Travelers know the sound well,
“Sarong for the pretty lady”
“Yes? Lunch time?”
You can’t travel around the globe without being persistently pursued by touts and street vendors. Instead of crossing the street, avoiding eye contact and repeating “no, thank you” over and over again, maybe we should pause and consider what we can learn from the seasoned touts making a living on the streets of the world.
7 of the Most Successful Selling Tactics Learned from Touts and Street Vendors
Know Your Customer
Touts know who their customer is. They can spot you from 500 meters, and trust me they know the exchange rate. They know the prices in your home country and use it against you to illuminate how “cheap, cheap” their item is.
They pay attention to the clothes you wear or the hotel you walked out of, and price their items accordingly. Also, if you won’t pay the price they request, most vendors know that the next buyer will. If they let you walk away it is because you’ve negotiated the price below what they think they can get out of you.
Make Eye Contact
The quickest way to get rid of a tout on the street is to avoid eye contact. They may follow you for a few minutes and continue to try to lock eyes, but in the end they will give up without your eye contact. Vendors watch your eyes, they can tell when your eyes linger on a certain item and are quick to start the negotiating process. By making eye contact with them or something they are selling you are telling them that you are interested and a potential buyer.
Each seller wants you to believe and trust that their item is the best for you to buy. Eye contact is a practice they have perfected and it demonstrates confidence in their product and keeps you engaged during the negotiations.
Stay With The Buyer
Most everyone with something to sell will stay with you, whether it is following you down the street in their tuk tuk or walking with you through their store. Vendors know that once they walk away, you could quickly reconsider the purchase and walk out. By staying with you they are able to keep the pressure on and shorten the selling process. They have seen it work more often than not, which is why they stay persistent.
Always Negotiate On Price
Vendors will scan you up and down looking for buying cues. They use their experience to price the item at what they think you will pay. They will start at 3–4x what the item is worth and wait for you to negotiate it down. Negotiation is the fun part of shopping in Asia, so go back and forth but remember you are working with professionals! Everything is fair game and it is the buyer’s responsibility to know what it’s worth, and the vendor’s opportunity for a jackpot.

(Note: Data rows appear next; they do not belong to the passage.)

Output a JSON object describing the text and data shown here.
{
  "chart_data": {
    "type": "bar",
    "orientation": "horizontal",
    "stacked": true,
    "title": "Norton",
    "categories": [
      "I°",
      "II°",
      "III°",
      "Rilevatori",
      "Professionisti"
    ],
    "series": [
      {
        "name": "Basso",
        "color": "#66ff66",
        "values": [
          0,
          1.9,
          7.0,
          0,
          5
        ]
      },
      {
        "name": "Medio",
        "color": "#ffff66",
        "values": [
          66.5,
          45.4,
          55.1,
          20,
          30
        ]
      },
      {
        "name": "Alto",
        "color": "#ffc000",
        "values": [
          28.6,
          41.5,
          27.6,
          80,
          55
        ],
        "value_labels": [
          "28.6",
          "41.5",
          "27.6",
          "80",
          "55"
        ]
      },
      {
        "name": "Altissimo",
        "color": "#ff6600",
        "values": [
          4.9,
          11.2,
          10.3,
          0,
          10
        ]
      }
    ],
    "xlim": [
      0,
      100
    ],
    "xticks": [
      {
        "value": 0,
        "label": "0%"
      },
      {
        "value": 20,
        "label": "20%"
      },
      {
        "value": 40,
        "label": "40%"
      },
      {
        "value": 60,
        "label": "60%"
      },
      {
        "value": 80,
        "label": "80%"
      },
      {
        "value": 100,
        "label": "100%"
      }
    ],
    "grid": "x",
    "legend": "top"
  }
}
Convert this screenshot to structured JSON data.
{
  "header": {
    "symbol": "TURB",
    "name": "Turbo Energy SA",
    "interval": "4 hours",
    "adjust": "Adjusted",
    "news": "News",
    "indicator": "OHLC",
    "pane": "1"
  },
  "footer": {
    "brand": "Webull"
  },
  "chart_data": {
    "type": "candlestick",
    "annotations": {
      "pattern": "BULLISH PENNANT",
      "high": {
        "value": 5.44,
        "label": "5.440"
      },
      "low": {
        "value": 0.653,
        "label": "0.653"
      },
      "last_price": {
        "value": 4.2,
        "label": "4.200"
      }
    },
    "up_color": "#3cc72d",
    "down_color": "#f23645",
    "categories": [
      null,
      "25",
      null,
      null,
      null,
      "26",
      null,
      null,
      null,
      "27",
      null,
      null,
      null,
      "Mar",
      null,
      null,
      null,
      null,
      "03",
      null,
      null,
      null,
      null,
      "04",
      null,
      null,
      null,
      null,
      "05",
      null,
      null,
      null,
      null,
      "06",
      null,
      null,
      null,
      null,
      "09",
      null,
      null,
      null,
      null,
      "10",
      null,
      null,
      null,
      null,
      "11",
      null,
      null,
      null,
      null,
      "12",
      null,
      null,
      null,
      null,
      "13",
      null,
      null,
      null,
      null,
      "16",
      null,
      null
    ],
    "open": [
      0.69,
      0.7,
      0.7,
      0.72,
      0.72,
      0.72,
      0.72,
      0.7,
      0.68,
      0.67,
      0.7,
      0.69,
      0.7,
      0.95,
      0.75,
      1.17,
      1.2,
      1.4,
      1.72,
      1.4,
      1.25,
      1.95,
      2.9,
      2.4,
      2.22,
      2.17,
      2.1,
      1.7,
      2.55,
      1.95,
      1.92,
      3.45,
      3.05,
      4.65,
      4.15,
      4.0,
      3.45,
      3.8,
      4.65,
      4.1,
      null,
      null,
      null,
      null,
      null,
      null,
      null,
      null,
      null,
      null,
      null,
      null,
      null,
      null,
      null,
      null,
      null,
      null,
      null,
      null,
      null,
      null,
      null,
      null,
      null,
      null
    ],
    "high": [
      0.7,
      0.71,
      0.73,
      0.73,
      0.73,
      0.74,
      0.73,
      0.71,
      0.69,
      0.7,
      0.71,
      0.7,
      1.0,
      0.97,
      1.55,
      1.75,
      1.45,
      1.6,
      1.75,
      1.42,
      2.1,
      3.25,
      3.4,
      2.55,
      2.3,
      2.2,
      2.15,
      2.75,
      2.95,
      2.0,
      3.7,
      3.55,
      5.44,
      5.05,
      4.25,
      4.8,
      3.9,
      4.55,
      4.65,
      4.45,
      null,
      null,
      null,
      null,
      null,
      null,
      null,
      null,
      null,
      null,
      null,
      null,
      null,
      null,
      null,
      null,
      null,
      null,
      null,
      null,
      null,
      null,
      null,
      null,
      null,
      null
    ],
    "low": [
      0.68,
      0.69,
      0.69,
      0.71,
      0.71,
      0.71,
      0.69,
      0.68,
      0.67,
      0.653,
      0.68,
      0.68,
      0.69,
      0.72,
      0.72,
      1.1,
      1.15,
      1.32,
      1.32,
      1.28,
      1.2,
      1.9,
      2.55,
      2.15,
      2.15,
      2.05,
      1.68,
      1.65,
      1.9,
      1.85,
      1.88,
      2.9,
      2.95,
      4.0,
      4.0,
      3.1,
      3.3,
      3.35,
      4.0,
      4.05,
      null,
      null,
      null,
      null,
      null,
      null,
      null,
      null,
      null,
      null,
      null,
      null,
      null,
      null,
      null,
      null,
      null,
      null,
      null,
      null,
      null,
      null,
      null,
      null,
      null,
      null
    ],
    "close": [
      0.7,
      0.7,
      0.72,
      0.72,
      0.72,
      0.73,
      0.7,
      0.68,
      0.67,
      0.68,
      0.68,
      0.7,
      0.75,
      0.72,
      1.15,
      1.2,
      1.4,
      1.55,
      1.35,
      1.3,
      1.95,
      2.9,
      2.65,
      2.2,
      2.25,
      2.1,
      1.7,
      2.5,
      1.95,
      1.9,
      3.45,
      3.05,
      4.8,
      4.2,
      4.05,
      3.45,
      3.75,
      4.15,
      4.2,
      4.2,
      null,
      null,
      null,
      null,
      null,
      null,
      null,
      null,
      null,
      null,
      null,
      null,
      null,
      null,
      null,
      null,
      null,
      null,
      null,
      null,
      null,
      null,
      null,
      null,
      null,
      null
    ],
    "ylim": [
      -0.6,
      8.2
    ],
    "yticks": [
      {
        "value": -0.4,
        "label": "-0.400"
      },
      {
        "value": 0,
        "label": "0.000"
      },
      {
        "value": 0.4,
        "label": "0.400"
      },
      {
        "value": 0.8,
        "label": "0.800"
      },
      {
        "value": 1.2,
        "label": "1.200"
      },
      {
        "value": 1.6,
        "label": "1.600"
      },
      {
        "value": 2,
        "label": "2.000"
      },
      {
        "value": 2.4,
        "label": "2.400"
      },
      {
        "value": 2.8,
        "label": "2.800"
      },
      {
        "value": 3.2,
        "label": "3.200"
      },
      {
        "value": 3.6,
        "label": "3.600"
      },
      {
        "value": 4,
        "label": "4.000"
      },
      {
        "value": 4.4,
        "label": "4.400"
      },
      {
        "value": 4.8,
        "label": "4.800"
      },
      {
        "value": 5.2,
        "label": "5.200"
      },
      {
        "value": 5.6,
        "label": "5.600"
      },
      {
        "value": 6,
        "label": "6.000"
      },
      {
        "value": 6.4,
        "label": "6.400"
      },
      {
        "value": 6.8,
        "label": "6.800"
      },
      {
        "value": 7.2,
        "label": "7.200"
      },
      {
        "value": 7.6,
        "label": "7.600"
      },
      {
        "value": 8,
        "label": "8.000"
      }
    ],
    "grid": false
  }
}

You can’t say no only once or twice to a persistent tout. You have to say no, walk away and keep walking for a few minutes for most of them to leave you alone. They might stand next to you on the beach while you completely ignore them for 5 minutes because they see something in you that could potentially give them a sale.
Taking no for answer is not an option. “No” is just an opportunity to ask again and ensure that you don’t need transport, or a sarong, or a massage. If you don’t need it today then maybe you will need it tomorrow? Or the next day? Or the day after that? The percentage of “no’s” touts receive would be enough to turn anyone from a job in sales, but they keep selling and asking and persisting.
Ask The Buyer’s Price Point
Many times I have been suckered in by browsing a store with no intention to buy and I hear that infamous question: “How much do you want to pay?”. A second ago I didn’t want to buy anything and now I am considering how much I would pay if maybe I bought a new purse that I don’t need. So maybe I throw out an extremely low price thinking that he will laugh and send me on my way.
By throwing out that price I have inadvertently verbally committed to buying this item if it was at my named price. Of course he won’t take my offer he will open with negotiations maybe 20 – 50% higher. He’s not going to lose the sale by offering a ridiculous price but he won’t settle, because time and time again he’s easily out-negotiated a simple tourist.
Assume the Sell
Touts do a great job of getting their item in your hand, even if you don’t want it there. They assume you are going to buy whatever mood ring, bird food, flying glow in the dark pirate ship they offer. If they physically put it in your hands you will feel even more inclined to take ownership and pass over the dollar or two that they are asking for. I had a seller empty an entire bag of bird seed into my hand against my will and then demand payment. They are sneaky, but smart.
In university, professors drill the basic selling tactics into our heads and send us out into the workforce to cold call, persuade and close the sale. There aren’t written rules for selling in Asia, just age-old practices that are continually successful. Maybe instead of avoiding a tout, engage them and pick up a sales lesson or two for free (or for the cost of a taxi ride).
Great analysis of this! It happens to me most often in Central America, though few vendors actually make the sale because this aggressive persistence turns me off. Unless it’s a child. I’m a sucker for anything a kid is selling.
They are persistent, and we also will prefer to buy from someone low key than from someone who’s bothering us. But it must work because plenty of people are buying!